Team aus Greifswald und USA wird Formel-1-Schülerweltmeister

In den Fußstapfen von Schumacher und Vettel: Gymnasiasten aus Greifswald schickten bei der WM "Formel 1 in der Schule" gemeinsam mit US-amerikanischen Schülern den schnellsten Boliden auf die Rennstrecke.

Mit ihrem selbstgebastelten Formel-1-Modell konnten Schüler aus Greifswald und den USA gemeinsam den Titel in Singapur holen.
Rolf Vennenbernd/Symbolbild Mit ihrem selbstgebastelten Formel-1-Modell konnten Schüler aus Greifswald und den USA gemeinsam den Titel in Singapur holen.

Ein Schülerteam aus Greifswald und den USA hat den schnellsten Formel-1-Boliden gebaut und sich damit den Weltmeistertitel im Wettbewerb "Formel 1 in der Schule" in Singapur gesichert. Ihr selbst konstruierter und mit einer Gaspatrone angetriebener Modellwagen sauste am Mittwoch in einer Weltrekordzeit von 0,959 Sekunden über die 20 Meter lange Teststrecke, wie die Nordmetall-Stiftung am Donnerstag mitteilte. Das entspricht einer Geschwindigkeit von 75 km/h.

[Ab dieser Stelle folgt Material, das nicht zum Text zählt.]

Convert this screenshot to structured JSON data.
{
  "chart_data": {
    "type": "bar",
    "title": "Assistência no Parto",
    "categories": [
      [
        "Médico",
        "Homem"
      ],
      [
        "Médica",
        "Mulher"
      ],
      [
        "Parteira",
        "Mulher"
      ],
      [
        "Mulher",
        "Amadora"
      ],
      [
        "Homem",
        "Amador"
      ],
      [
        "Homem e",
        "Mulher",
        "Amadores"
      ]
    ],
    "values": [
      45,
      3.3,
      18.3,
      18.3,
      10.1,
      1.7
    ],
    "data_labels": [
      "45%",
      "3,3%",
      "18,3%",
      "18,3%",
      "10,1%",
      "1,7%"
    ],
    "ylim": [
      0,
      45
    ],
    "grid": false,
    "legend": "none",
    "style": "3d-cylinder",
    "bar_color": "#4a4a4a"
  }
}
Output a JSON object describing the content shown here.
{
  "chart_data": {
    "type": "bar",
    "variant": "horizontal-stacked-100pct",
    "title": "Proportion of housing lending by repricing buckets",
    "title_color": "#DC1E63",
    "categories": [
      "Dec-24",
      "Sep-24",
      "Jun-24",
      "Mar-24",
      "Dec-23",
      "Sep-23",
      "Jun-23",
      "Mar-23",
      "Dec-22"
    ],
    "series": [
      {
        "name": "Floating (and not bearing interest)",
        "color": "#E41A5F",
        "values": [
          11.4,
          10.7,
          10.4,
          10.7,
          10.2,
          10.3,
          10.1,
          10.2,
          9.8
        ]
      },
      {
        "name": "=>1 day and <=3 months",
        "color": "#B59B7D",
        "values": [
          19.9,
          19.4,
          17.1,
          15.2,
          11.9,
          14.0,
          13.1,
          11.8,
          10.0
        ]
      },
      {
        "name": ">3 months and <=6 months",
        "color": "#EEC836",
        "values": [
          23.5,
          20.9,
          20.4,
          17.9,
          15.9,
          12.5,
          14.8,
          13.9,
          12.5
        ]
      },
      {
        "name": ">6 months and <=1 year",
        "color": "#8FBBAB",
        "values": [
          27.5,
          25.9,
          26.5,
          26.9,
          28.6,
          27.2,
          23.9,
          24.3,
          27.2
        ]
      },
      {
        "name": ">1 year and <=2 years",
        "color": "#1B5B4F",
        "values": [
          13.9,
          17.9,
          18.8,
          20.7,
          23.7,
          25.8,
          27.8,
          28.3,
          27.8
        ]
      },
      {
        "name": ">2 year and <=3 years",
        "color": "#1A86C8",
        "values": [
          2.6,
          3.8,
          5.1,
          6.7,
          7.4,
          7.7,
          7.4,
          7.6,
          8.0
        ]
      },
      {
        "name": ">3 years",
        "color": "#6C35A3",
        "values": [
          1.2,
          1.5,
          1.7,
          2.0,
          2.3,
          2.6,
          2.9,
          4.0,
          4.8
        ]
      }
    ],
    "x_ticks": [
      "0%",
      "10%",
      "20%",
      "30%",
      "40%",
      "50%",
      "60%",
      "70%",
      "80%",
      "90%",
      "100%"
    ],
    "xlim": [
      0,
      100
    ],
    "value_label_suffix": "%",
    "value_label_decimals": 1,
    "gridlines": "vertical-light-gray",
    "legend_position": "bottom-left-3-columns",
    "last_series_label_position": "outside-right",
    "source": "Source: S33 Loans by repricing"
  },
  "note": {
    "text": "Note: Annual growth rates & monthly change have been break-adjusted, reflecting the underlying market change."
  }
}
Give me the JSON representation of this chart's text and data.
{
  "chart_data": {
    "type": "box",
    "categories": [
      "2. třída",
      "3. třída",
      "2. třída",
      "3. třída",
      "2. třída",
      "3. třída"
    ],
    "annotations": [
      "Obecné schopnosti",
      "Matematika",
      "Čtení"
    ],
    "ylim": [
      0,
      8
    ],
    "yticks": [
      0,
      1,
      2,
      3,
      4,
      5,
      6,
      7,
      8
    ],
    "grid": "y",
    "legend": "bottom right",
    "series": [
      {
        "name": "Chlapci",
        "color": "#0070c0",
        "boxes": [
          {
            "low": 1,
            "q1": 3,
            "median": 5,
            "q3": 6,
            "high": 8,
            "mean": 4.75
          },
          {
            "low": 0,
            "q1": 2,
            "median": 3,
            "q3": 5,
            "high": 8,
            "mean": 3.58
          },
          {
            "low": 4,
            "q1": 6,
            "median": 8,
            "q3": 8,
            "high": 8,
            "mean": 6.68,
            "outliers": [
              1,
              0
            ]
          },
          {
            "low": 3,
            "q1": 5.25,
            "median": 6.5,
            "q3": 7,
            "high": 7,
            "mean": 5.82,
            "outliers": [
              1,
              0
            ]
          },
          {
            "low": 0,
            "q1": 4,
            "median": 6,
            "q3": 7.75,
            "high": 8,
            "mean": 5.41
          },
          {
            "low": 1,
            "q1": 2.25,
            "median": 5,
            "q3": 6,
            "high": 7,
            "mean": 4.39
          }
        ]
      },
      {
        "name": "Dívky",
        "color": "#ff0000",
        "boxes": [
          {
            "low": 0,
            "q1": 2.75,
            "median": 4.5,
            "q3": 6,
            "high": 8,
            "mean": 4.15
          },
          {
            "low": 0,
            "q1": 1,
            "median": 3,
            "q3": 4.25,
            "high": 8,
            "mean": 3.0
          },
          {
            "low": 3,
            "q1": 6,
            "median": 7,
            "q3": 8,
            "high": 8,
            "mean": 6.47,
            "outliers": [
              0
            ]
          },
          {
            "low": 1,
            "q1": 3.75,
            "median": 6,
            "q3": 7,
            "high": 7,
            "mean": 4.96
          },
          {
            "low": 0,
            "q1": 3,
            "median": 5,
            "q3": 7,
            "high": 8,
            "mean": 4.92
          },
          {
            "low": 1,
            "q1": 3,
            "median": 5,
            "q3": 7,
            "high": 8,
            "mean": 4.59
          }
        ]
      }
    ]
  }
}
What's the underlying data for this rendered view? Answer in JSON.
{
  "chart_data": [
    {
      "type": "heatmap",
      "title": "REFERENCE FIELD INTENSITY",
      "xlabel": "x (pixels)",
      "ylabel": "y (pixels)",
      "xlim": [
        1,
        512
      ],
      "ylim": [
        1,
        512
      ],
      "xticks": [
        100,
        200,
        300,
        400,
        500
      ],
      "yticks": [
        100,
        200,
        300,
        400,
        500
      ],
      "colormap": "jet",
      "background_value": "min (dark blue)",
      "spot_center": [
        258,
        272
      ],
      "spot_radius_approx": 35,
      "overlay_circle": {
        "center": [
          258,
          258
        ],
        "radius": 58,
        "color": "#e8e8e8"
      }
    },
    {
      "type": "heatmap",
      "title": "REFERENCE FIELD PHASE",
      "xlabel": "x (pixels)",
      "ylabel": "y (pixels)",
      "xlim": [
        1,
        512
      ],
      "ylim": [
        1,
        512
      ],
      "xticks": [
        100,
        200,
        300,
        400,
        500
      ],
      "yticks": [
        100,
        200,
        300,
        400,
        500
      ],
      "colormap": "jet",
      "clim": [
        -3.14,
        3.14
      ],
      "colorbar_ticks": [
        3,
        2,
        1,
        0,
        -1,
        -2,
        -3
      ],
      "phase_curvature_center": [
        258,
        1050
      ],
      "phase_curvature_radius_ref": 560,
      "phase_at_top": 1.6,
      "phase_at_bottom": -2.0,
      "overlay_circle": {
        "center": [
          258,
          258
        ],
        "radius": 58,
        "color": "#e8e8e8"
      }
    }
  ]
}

Kooperation mit Schülerteam aus den USA

Damit setzten sich die sechs Greifswalder und die fünf Schüler aus Massachusetts gegen 47 Teams aus 23 Ländern durch. Erstmals habe ein Gemeinschaftsteam mit Schülern aus verschiedenen Ländern die Weltmeisterschaft gewinnen können. "Wir hätten uns das nie erträumen lassen, dass wir jemals Weltmeister werden. Es ist ein überwältigendes, überragendes Gefühl", sagte der 16-jährige Malte Langosch vom Greifswalder Team laut Pressemitteilung. Als Team "Pursue" hatten die Schüler des Greifswalder Humboldt-Gymnasiums im Februar die Landesmeisterschaft des  "Nordmetall Cup" gewonnen und sich bei der Deutschen Meisterschaft mit einem vierten Platz für die WM qualifiziert. Bedingung sei aber gewesen, dass sie dazu mit einem US-amerikanischen Schülerteam kooperieren. Unter dem Namen "Union Racing International" traten sie dann gemeinsam zur WM an.